だがその代わりに生気は大人しく彼に与えていた。
「あんたの言う事はちゃんと聞いてるだろ…」
「死ぬつもりか?」
「…天命を受け入れてるだけだ」
目的のものを飲み終えたアランは今日こそはと少し強引に俺を組み敷いたが、俺が交換条件を守っているだけあって下手に手出しはできない。
魔女として、約束を守る事は私欲優先の彼らですら絶対らしい。
「っ──!!ぐっ……、……ッ!!」
「また発作か」
ここ数日。彼に生気を与えた後は必ずと言っていい程発作に見舞われている。
胸を何がで突き刺されてるような痛みは、毎回このまま死ぬんじゃないかと思う程だ。
それでもまだ生きてる。
俺の心臓がしぶとく鼓動を刻み続けるのはどうしてなんだ?
いつ止まったって何の心残りも────。
「……ッ……」
息ができずに遠退きかけた意識の中でふとブラッドの顔が脳裏に浮かんだ。
本当に俺は未練がましい。
「治まってきたようだな。水を持ってくる、大人しくしてろ」
アランのその声で朦朧としていた意識が現実へと引き戻される。
いつの間にか痛みは治まり、呼吸もできるようになっていた。
だが発作の直後だからか手足はまだ痺れていて、部屋を出ていく彼を視線で追うとある事に気が付く。
彼が部屋を出た後に鍵をかけた音がしなかった。
「……開いてる?」
逃げ出すなら今がチャンスだ。
だが逃げたところで行く宛も無い上、上手く逃げ切れたとしてもきっと長くは生きられない。
だったら動くだけ無駄かと興味が削がれた時、どこからともなくか細い歌声が僅かに聴こえてきた。
「歌……。
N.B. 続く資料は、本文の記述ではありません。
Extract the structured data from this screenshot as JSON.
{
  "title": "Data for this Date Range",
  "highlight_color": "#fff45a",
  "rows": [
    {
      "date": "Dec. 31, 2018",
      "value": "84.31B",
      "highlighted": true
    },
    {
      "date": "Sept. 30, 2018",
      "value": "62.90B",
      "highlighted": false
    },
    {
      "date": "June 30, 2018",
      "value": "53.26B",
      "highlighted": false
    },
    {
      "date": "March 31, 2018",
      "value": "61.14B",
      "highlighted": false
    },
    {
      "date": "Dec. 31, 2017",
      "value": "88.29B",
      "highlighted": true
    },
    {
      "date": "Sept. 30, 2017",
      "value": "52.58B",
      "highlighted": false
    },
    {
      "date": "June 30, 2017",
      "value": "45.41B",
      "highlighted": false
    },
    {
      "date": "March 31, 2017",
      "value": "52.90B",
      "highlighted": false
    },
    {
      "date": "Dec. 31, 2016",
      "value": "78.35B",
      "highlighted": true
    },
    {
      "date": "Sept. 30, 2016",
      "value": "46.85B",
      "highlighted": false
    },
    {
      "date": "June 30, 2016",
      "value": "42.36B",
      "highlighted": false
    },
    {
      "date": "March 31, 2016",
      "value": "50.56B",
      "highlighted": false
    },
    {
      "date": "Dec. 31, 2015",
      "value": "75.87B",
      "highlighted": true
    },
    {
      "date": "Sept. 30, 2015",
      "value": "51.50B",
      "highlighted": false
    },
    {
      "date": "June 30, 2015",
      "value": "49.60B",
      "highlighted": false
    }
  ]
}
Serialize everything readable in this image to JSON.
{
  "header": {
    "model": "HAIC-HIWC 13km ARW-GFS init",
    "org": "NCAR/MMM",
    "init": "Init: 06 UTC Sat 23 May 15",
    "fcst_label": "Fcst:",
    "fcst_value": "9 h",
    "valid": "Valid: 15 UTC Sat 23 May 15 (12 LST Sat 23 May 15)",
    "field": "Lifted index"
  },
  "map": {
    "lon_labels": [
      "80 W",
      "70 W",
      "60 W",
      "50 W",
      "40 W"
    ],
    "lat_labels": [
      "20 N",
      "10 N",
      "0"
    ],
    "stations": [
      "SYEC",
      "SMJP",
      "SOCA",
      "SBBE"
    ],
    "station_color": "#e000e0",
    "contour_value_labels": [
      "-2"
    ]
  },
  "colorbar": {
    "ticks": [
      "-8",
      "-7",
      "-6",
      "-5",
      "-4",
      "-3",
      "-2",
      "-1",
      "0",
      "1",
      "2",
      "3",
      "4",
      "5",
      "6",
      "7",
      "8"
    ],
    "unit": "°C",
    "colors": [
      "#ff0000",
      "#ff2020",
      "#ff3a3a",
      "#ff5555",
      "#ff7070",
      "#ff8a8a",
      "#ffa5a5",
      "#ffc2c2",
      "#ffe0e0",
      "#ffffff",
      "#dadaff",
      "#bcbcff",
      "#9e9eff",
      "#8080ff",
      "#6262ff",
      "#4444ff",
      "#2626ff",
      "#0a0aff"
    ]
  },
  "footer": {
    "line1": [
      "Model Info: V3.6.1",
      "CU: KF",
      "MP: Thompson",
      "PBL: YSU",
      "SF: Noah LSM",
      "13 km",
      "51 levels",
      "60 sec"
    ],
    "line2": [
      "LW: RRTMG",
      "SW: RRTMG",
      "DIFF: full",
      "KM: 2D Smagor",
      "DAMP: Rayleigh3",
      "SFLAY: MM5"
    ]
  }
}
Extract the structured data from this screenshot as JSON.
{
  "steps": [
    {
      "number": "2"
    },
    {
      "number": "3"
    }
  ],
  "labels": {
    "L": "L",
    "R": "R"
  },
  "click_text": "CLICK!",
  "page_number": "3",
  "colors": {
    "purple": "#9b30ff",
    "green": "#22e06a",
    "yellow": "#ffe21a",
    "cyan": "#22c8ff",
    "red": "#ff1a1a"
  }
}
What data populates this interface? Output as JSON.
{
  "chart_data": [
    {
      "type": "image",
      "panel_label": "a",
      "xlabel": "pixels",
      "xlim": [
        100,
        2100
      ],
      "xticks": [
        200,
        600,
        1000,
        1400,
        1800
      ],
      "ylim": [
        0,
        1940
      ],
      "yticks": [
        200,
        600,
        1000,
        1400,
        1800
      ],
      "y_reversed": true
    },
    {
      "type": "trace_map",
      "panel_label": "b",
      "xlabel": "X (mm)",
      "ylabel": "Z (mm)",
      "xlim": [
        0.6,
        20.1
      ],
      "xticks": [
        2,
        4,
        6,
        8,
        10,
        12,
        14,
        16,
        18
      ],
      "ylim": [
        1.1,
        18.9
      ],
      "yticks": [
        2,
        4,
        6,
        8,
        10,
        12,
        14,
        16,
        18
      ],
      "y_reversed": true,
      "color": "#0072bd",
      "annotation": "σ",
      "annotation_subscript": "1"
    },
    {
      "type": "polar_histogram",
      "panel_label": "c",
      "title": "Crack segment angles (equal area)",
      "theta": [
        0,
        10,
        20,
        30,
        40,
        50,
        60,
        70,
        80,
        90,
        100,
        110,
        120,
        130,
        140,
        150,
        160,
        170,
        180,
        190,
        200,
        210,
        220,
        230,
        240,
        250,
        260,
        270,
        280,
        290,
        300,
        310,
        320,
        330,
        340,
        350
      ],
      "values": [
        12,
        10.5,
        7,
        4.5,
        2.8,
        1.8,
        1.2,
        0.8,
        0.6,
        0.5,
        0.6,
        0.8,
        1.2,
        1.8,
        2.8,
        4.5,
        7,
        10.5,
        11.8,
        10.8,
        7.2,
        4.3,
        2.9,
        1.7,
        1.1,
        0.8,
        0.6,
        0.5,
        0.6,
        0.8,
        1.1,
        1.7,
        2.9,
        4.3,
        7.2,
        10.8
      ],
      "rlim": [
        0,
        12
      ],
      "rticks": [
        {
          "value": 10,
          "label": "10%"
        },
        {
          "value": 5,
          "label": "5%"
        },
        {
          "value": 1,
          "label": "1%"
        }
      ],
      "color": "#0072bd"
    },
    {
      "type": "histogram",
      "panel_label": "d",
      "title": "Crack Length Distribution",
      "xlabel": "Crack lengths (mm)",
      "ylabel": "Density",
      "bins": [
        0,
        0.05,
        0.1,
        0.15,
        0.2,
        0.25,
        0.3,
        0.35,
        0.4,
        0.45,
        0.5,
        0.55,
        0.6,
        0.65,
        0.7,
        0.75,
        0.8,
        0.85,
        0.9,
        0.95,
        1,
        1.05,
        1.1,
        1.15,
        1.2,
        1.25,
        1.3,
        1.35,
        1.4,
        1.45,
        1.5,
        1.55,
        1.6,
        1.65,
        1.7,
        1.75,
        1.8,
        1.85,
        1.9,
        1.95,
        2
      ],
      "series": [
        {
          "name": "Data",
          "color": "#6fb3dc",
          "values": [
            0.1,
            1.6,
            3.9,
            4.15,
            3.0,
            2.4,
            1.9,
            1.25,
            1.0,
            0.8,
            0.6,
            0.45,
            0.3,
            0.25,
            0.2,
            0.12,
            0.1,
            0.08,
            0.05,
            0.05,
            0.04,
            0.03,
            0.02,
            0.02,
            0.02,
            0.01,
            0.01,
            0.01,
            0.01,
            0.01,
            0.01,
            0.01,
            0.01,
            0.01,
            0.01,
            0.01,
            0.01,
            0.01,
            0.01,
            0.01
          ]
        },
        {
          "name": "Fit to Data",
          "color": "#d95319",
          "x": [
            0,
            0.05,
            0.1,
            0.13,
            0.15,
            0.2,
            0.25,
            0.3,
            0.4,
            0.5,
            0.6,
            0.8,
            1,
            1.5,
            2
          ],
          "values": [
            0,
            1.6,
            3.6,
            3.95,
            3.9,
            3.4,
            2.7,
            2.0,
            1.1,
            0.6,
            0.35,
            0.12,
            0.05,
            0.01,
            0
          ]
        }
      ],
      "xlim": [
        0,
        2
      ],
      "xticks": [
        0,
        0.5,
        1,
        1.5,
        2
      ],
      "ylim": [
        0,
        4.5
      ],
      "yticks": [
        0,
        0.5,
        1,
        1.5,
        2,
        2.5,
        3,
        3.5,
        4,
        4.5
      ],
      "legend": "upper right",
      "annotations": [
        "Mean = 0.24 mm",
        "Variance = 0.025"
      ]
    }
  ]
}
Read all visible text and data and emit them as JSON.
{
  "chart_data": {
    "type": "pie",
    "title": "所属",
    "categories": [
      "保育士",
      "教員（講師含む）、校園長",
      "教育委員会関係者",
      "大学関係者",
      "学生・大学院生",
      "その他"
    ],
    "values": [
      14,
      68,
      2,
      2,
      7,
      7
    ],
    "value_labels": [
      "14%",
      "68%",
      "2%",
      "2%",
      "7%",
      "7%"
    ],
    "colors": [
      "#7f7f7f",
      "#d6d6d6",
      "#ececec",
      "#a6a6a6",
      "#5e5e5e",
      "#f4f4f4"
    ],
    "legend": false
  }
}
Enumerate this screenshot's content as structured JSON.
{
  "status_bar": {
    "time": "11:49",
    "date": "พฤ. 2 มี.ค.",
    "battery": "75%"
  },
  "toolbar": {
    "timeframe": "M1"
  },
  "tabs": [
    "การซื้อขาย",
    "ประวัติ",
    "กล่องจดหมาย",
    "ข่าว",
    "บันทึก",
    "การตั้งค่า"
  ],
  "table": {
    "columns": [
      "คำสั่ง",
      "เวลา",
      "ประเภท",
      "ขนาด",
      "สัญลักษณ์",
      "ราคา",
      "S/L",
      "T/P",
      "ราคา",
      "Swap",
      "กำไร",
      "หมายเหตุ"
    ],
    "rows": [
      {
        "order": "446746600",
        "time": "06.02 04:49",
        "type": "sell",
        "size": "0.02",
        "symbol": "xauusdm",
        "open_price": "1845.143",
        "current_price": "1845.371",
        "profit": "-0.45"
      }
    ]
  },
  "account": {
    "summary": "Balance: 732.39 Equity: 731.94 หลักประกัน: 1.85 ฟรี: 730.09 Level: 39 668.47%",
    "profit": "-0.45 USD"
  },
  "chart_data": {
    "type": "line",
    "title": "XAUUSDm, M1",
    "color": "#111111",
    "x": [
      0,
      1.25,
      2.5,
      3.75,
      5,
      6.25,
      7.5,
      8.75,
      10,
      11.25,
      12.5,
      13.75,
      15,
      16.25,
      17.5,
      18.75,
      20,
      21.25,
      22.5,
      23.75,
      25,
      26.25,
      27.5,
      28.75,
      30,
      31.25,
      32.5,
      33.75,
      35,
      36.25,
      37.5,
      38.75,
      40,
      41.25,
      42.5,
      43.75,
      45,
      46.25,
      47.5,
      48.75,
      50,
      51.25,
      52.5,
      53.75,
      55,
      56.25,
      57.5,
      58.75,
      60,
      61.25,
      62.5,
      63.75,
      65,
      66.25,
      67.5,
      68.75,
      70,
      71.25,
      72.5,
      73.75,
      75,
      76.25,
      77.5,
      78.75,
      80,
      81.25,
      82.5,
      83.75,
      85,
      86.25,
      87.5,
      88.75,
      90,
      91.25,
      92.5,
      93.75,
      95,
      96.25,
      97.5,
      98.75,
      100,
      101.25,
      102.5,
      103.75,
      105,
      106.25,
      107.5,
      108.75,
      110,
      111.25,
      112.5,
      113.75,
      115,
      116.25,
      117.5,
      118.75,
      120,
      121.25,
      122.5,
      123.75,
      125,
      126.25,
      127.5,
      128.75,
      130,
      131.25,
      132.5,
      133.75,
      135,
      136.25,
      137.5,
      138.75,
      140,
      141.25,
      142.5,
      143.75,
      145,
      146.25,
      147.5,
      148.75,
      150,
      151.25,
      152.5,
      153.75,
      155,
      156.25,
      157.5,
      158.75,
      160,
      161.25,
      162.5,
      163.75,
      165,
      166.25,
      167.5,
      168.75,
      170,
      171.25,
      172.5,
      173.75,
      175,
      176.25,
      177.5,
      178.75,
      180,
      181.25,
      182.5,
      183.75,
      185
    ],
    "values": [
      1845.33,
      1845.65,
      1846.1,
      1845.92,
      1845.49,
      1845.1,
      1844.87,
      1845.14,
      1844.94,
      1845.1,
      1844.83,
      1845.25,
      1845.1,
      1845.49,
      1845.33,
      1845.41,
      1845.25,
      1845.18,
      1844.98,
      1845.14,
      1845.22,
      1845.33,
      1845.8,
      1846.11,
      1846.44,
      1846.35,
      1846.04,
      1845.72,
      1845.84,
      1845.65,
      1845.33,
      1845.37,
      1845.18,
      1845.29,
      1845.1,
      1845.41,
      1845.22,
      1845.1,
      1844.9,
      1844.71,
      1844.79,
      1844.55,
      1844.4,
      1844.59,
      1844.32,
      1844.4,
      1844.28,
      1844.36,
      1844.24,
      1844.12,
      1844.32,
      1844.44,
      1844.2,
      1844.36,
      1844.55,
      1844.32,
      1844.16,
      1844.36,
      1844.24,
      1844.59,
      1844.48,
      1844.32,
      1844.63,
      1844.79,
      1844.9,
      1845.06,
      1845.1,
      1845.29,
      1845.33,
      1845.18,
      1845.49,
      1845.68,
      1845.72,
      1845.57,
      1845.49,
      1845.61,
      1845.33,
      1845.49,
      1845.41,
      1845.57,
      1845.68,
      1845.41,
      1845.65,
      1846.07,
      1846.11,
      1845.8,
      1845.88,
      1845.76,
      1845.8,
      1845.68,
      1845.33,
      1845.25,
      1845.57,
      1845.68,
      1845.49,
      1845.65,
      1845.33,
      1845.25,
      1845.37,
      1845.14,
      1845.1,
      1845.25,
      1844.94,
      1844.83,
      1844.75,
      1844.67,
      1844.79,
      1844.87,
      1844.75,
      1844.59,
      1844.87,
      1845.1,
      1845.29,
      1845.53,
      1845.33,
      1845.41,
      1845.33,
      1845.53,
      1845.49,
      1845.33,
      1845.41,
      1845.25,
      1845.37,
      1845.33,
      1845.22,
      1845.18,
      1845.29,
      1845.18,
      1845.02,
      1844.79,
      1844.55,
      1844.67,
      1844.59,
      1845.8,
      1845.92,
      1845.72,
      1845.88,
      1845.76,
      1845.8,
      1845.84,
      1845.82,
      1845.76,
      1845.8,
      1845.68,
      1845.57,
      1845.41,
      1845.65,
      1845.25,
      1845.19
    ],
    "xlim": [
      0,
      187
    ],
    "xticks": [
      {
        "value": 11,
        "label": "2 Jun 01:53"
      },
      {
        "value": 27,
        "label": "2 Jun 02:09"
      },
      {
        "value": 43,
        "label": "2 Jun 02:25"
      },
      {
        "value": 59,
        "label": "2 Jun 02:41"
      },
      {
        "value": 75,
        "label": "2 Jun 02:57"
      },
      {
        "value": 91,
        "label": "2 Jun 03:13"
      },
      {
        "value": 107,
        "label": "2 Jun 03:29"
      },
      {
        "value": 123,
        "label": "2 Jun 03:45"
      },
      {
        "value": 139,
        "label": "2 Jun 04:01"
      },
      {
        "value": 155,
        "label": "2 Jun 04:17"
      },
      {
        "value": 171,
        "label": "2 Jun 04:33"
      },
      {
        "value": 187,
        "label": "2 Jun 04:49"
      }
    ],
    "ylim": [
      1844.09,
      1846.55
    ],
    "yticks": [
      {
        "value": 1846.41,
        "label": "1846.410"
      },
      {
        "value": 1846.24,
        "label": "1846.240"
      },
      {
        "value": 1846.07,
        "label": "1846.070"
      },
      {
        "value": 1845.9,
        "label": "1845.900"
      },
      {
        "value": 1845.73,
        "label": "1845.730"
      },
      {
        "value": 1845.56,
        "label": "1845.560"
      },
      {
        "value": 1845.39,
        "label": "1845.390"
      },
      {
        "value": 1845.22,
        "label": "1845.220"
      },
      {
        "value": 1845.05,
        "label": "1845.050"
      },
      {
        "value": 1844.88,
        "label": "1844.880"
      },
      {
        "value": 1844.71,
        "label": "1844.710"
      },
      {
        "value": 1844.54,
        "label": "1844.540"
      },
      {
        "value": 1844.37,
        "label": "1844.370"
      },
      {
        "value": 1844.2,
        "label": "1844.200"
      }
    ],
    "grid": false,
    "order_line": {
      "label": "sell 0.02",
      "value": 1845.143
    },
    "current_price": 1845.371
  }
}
誰が…?」
歌声なんて何ヶ月振りだろう。
優しく温かいその旋律は体の苦痛を和らげ、俺は吸い寄せられるようにドアの前に立ち、少し開けて廊下を伺う。
「誰もいない…」
人払いでもしたようにしんと静まり返り、聴こえてくるのはあの歌声だけだ。
誰が歌ってるんだろう?なんて曲だろう?
何の考えも無しに漠然とした疑問だけが俺の脚を突き動かした。